His research interests include algorithms and VLSI architectures for image/video processing and neural networks. He has published over 100 journal and conference papers, primarily in venues associated with the IEEE Circuits and Systems Society (e.g., TCSVT, TCAS-I, TCAS-II, ISCAS, VCIP), the IEEE Solid-State Circuits Society (e.g., JSSC, ISSCC, ASSCC), and the IEEE Computer Society (e.g., TIP, CVPR, ICIP).
He contributed to the design of the 8K HEVC decoder chip, which earned the ISSCC 2016 Takuo Sugano Award for Outstanding Far-East Paper. Additionally, his module design (system design of de-quantization and inverse transform) received the VLSI Design and Education Center (VDEC) Design Award from the University of Tokyo. Dr. Sun has received several awards, including the VCIP Best Paper Award, PCS Top-10 Best Paper, and the VCIP Best Demo Award, all as first author. In recognition of his outstanding research contributions, he was honored with the IPSJ/IEEE Computer Society Young Computer Researcher Award and the Young Scientists’ Award from the Commendation for Science and Technology by the Minister of Education, Culture, Sports, Science and Technology. The latter is regarded as the most prestigious honor for young researchers under the age of 40 in Japan.
In terms of academic service, he organized two special sessions on learned codecs at the Picture Coding Symposium in 2019 and 2022. He has delivered five tutorials on learned codecs, covering both algorithmic and architectural aspects, at ISCAS 2021, WACV 2023, ICCV 2023, EUSIPCO 2025 and APSIPA 2025. Additionally, he was invited by the Information Processing Society of Japan to give a talk titled “Deep Learning Method for Image Compression.” Dr. Sun has been serving as the VSPC-TC Membership Subcommittee Chair since 2021 and is an Associate Editor for TCSVT as well as a Guest Editor for JETCAS. He has also made significant contributions to flagship CAS Society journals and conferences as an RCM, area chair, and reviewer, and was recognized as the VCIP Best Reviewer.
Summary: This talk presents research that bridges traditional and learned image and video coding, spanning from algorithmic innovation to hardware realization.
The first part of the lecture introduces efficient fast algorithms and low-cost architectural techniques in the traditional coding domain, covering key components such as intra prediction and transform. These studies established a solid foundation for the subsequent development of neural network–based compression techniques.
The second part highlights advance in learned image and video coding, where neural networks significantly improve rate–distortion efficiency.

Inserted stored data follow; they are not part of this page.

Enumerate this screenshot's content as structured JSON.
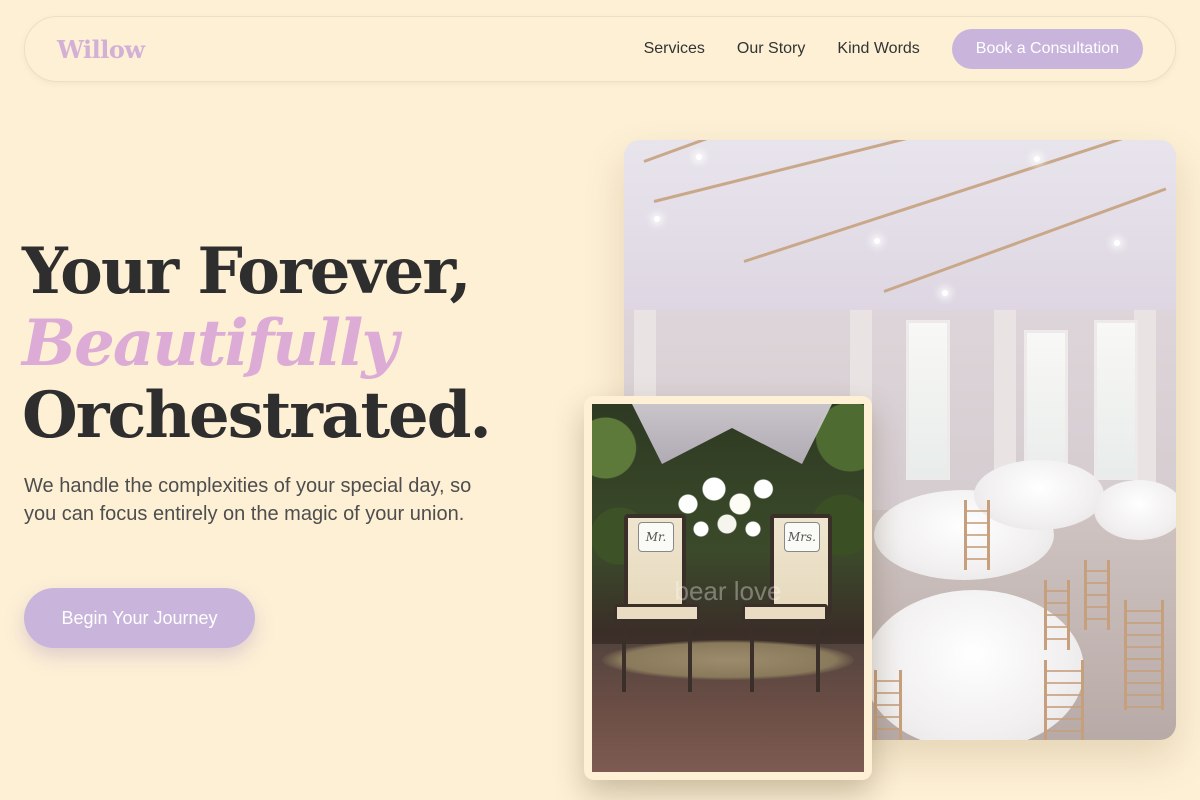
{
  "brand": {
    "logo": "Willow"
  },
  "nav": {
    "links": [
      "Services",
      "Our Story",
      "Kind Words"
    ],
    "cta": "Book a Consultation"
  },
  "hero": {
    "title_line1": "Your Forever,",
    "title_accent": "Beautifully",
    "title_line3": "Orchestrated.",
    "subtitle": "We handle the complexities of your special day, so you can focus entirely on the magic of your union.",
    "cta": "Begin Your Journey"
  },
  "images": {
    "venue": {
      "icon": "reception-hall-photo"
    },
    "chairs": {
      "icon": "mr-mrs-chairs-photo",
      "sign_left": "Mr.",
      "sign_right": "Mrs.",
      "watermark": "bear love"
    }
  },
  "colors": {
    "background": "#fdf0d5",
    "accent": "#c9b4db",
    "accent_text": "#dcabd6",
    "heading": "#2f2e2e"
  }
}
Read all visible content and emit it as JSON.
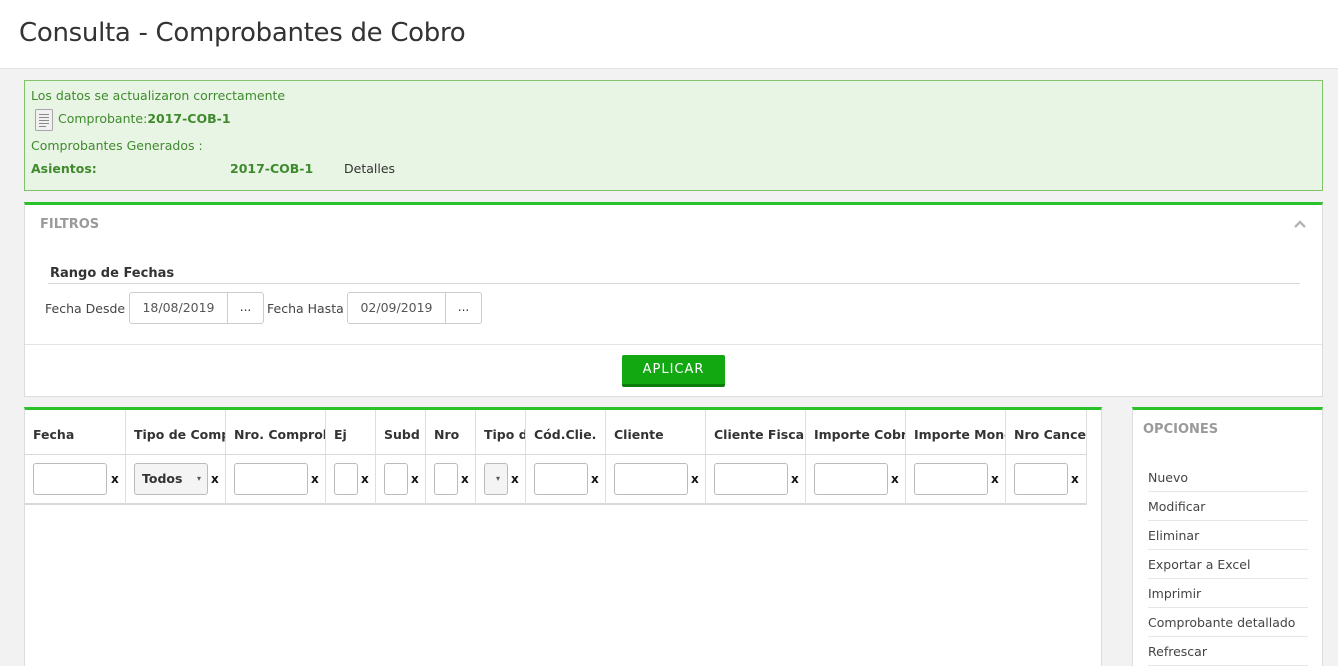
{
  "page": {
    "title": "Consulta - Comprobantes de Cobro"
  },
  "alert": {
    "message": "Los datos se actualizaron correctamente",
    "comprobante_label": "Comprobante:",
    "comprobante_value": "2017-COB-1",
    "generados_label": "Comprobantes Generados :",
    "asientos_label": "Asientos:",
    "asientos_value": "2017-COB-1",
    "detalles_link": "Detalles"
  },
  "filtros": {
    "title": "FILTROS",
    "rango_title": "Rango de Fechas",
    "desde_label": "Fecha Desde",
    "desde_value": "18/08/2019",
    "hasta_label": "Fecha Hasta",
    "hasta_value": "02/09/2019",
    "picker_label": "...",
    "apply_label": "APLICAR"
  },
  "grid": {
    "columns": [
      "Fecha",
      "Tipo de Comp",
      "Nro. Comprob",
      "Ej",
      "Subd",
      "Nro",
      "Tipo d",
      "Cód.Clie.",
      "Cliente",
      "Cliente Fiscal",
      "Importe Cobra",
      "Importe Mone",
      "Nro Cancel"
    ],
    "clear_label": "x",
    "tipo_select_value": "Todos",
    "select_arrow": "▾"
  },
  "opciones": {
    "title": "OPCIONES",
    "items": [
      "Nuevo",
      "Modificar",
      "Eliminar",
      "Exportar a Excel",
      "Imprimir",
      "Comprobante detallado",
      "Refrescar"
    ]
  },
  "colors": {
    "accent_green": "#2ac12a",
    "button_green": "#12a812",
    "alert_bg": "#e9f5e4",
    "alert_text": "#3f8a2e"
  }
}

I shall discuss neural approaches for enhanced intra prediction, CNN- and Transformer-based frameworks for achieving state-of-the-art performance, and quantization-aware, fixed-point designs that enable cross-platform consistency. Furthermore, an FPGA-based learned codec system demonstrating real-time performance is presented. Algorithm–architecture co-optimization is also explored to balance throughput and coding efficiency.
Finally, the talk concludes with ongoing efforts toward turning learned codecs into practical systems through algorithm–architecture co-design.